Provinciefonds  | Realisatie  | Oorspronkelijk vastgestelde begroting  | Verschil  | ||||
|---|---|---|---|---|---|---|---|
2006  | 2007  | 2008  | 2009  | 2010  | 2010  | 2010  | |
Verplichtingen:  | 1 083 526  | 1 123 901  | 1 212 537  | 1 321 574  | 1 482 618  | 1 302 485  | 180 133  | 
Uitgaven:  | 1 089 829  | 1 127 770  | 1 205 098  | 1 329 208  | 1 482 633  | 1 302 485  | 180 148  | 
1.1. Apparaatsuitgaven  | |||||||
1.1.1. Kosten Financiële-verhoudingswet  | 0  | 553  | 100  | 453  | |||
1.2. Programmauitgaven  | |||||||
1.2.1. Algemene uitkering  | 970 062  | 1 045 977  | 1 152 787  | 1 252 646  | 1 259 046  | 1 250 350  | 8 696  | 
1.2.2. Integratie-uitkeringen  | 119 767  | 81 793  | 52 311  | 42 202  | 42 202  | 42 202  | 0  | 
1.2.3. Decentralisatie-uitkeringen  | 34 360  | 180 832  | 9 833  | 170 999  | |||
Ontvangsten:  | 1 089 829  | 1 127 770  | 1 205 098  | 1 329 208  | 1 482 633  | 1 302 485  | 180 148  | 
Toelichting
Onderdeel verplichtingen
Ten opzichte van de oorspronkelijk vastgestelde begroting zijn de verplichtingen met € 180 133 000 bijgesteld. Dit bedrag is het saldo van de mutaties die bij 1ste suppletore (€ 115 373 000), 2de suppletore (€ 63 692 000) en in de slotwet (€ 1 068 000) zijn aangebracht. Een toelichting op deze mutaties is te vinden in de memories van toelichting van beide suppletore begrotingen (Kamerstukken II 2009–2010, 32 395 C, nr. 2 en Kamerstukken II 2010–2011, 32 565 C, nr. 2) en in de slotwet.
Onderdeel uitgaven
– Kosten Financiële-verhoudingswet
Het gerealiseerde bedrag komt € 453 000 hoger uit dan in de ontwerpbegroting 2010 werd geraamd. Het gerealiseerde bedrag voor kosten Financiële-verhoudingswet komt hiermee op € 553 000.
– Algemene uitkering
De uitgaven van de algemene uitkering van het provinciefonds worden ten opzichte van de oorspronkelijke vastgestelde begroting verhoogd met € 8 696 000 en komen daarmee in totaal op € 1 259 046 000. Bij de 1ste en 2de suppletore begrotingen hebben eerdere mutaties plaatsgevonden van respectievelijk € 8 850 000 (positief) en € – 520 000 (negatief). In de slotwet vindt een mutatie plaats van € 366 000 (positief). Een toelichting op deze mutaties is te vinden in de memories van toelichting van beide suppletore begrotingen (Kamerstukken II 2009–2010, 32 395 C, nr. 2 en Kamerstukken II 2010–2011, 32 565 C, nr. 2) en in de slotwet.
– Integratie-uitkeringen
De uitgaven van de integratie-uitkeringen van het gemeentefonds zijn ten opzichte van de oorspronkelijke vastgestelde begroting niet gewijzigd en blijven € 42 202 000. Bij de 1ste begroting heeft een eerdere mutatie plaatsgevonden van € 1 000 (positief) en in de slotwet van € – 1 000 (negatief). Een toelichting op deze mutaties is te vinden in de memories van toelichting van de suppletore begrotingen (Kamerstukken II 2009–2010, 32 395 C, nr. 2 en Kamerstukken II 2010–2011, 32 565 C, nr. 2) en in de slotwet.

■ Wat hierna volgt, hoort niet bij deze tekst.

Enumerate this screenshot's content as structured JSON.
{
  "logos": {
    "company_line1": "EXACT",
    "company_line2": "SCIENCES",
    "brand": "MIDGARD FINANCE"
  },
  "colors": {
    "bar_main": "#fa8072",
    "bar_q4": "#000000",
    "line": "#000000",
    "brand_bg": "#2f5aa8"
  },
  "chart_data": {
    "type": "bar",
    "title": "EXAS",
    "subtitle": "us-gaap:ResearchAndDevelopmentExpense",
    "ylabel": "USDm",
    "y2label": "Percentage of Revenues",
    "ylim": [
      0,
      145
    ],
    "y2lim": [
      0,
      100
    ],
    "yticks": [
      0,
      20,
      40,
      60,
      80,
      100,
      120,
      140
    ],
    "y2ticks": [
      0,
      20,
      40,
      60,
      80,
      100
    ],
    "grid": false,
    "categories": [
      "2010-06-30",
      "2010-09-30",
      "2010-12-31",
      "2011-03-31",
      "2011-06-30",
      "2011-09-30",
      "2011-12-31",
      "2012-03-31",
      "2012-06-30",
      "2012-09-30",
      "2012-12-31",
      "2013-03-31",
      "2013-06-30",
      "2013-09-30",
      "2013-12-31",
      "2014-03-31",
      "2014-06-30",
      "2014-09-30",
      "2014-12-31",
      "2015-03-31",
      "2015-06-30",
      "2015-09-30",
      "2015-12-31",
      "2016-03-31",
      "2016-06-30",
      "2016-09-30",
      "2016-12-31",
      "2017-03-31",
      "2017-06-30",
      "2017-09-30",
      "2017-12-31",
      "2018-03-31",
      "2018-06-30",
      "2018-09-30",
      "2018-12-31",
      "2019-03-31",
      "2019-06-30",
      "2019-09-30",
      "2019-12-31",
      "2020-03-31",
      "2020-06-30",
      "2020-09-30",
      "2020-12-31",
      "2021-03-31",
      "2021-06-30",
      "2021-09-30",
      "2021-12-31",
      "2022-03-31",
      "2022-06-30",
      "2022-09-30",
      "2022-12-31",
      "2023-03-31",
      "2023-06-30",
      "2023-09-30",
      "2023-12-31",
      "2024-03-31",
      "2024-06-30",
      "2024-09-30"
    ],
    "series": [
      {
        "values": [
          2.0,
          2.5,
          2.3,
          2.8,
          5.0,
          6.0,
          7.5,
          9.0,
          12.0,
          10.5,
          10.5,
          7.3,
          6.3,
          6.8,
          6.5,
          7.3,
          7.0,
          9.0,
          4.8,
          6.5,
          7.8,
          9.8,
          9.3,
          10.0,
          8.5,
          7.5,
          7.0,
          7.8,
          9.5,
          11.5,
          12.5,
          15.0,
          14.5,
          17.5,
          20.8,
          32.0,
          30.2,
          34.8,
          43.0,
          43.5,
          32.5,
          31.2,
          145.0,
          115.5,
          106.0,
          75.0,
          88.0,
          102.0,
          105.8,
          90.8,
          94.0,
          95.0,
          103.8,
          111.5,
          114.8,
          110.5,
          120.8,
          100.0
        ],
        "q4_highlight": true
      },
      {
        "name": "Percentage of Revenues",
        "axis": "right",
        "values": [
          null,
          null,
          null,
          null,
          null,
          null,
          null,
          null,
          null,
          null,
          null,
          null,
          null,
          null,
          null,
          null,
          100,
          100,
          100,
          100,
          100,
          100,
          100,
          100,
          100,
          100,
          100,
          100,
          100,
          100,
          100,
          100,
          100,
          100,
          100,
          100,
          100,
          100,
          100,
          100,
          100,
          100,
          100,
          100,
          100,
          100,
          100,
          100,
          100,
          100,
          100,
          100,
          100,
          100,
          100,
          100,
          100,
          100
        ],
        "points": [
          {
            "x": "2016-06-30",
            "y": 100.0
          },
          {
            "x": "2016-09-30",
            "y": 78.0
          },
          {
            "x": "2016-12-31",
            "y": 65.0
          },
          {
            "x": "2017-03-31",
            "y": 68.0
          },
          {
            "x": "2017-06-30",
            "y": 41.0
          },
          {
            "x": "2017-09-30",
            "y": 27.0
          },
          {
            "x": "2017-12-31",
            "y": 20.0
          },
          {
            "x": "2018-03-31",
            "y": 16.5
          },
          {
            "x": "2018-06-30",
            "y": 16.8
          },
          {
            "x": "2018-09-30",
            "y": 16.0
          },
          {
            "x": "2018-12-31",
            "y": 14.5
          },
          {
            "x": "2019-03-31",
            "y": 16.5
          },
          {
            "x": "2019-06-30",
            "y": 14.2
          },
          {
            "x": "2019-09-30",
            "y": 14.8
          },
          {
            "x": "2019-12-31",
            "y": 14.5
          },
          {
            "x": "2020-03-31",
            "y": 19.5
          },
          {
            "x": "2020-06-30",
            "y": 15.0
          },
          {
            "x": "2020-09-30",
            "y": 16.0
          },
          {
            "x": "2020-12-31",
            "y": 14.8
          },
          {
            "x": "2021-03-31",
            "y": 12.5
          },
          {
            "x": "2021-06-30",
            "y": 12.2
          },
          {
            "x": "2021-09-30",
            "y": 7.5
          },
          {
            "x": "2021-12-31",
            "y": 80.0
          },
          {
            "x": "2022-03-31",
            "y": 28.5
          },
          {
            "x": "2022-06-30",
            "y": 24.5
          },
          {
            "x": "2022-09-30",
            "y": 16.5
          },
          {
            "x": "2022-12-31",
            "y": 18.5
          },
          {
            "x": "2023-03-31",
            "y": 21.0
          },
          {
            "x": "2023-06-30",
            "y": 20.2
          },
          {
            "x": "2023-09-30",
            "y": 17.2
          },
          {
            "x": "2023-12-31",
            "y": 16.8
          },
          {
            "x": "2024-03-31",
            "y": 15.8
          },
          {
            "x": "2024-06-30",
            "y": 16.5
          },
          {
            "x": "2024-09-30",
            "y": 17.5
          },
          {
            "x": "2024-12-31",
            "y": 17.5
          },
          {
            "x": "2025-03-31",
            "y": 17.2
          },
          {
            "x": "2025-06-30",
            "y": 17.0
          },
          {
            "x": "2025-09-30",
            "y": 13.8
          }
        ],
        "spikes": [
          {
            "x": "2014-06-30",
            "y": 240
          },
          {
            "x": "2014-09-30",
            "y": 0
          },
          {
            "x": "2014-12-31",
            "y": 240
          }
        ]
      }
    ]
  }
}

– Decentralisatie-uitkeringen
De uitgaven van de decentralisatie-uitkeringen van het gemeentefonds worden ten opzichte van de oorspronkelijke vastgestelde begroting verhoogd met € 170 999 000 en komen daarmee in totaal op € 180 832 000. Bij de 1ste en 2de suppletore begrotingen hebben eerdere mutaties plaatsgevonden van respectievelijk € 106 327 000 (positief) en € 63 692 000 (positief) en in de slotwet van € 980 000 (positief). Een toelichting op deze mutaties is te vinden in de memories van toelichting van beide suppletore begrotingen (Kamerstukken II 2009–2010, 32 395 C, nr. 2 en Kamerstukken II 2010–2011, 32 565 C, nr. 2) en in de slotwet.
Onderdeel ontvangsten
Sinds de invoering van de Financiële-verhoudingswet zijn de uitgaven en de inkomsten over ieder uitkeringsjaar aan elkaar gelijk. Ten opzichte van de oorspronkelijke vastgestelde begroting van het provinciefonds voor 2010 worden de ontvangsten ex artikel 4 van de Financiële-verhoudingswet, analoog aan de uitgaven, met € 180 148 000 verhoogd tot € 1 482 633 000.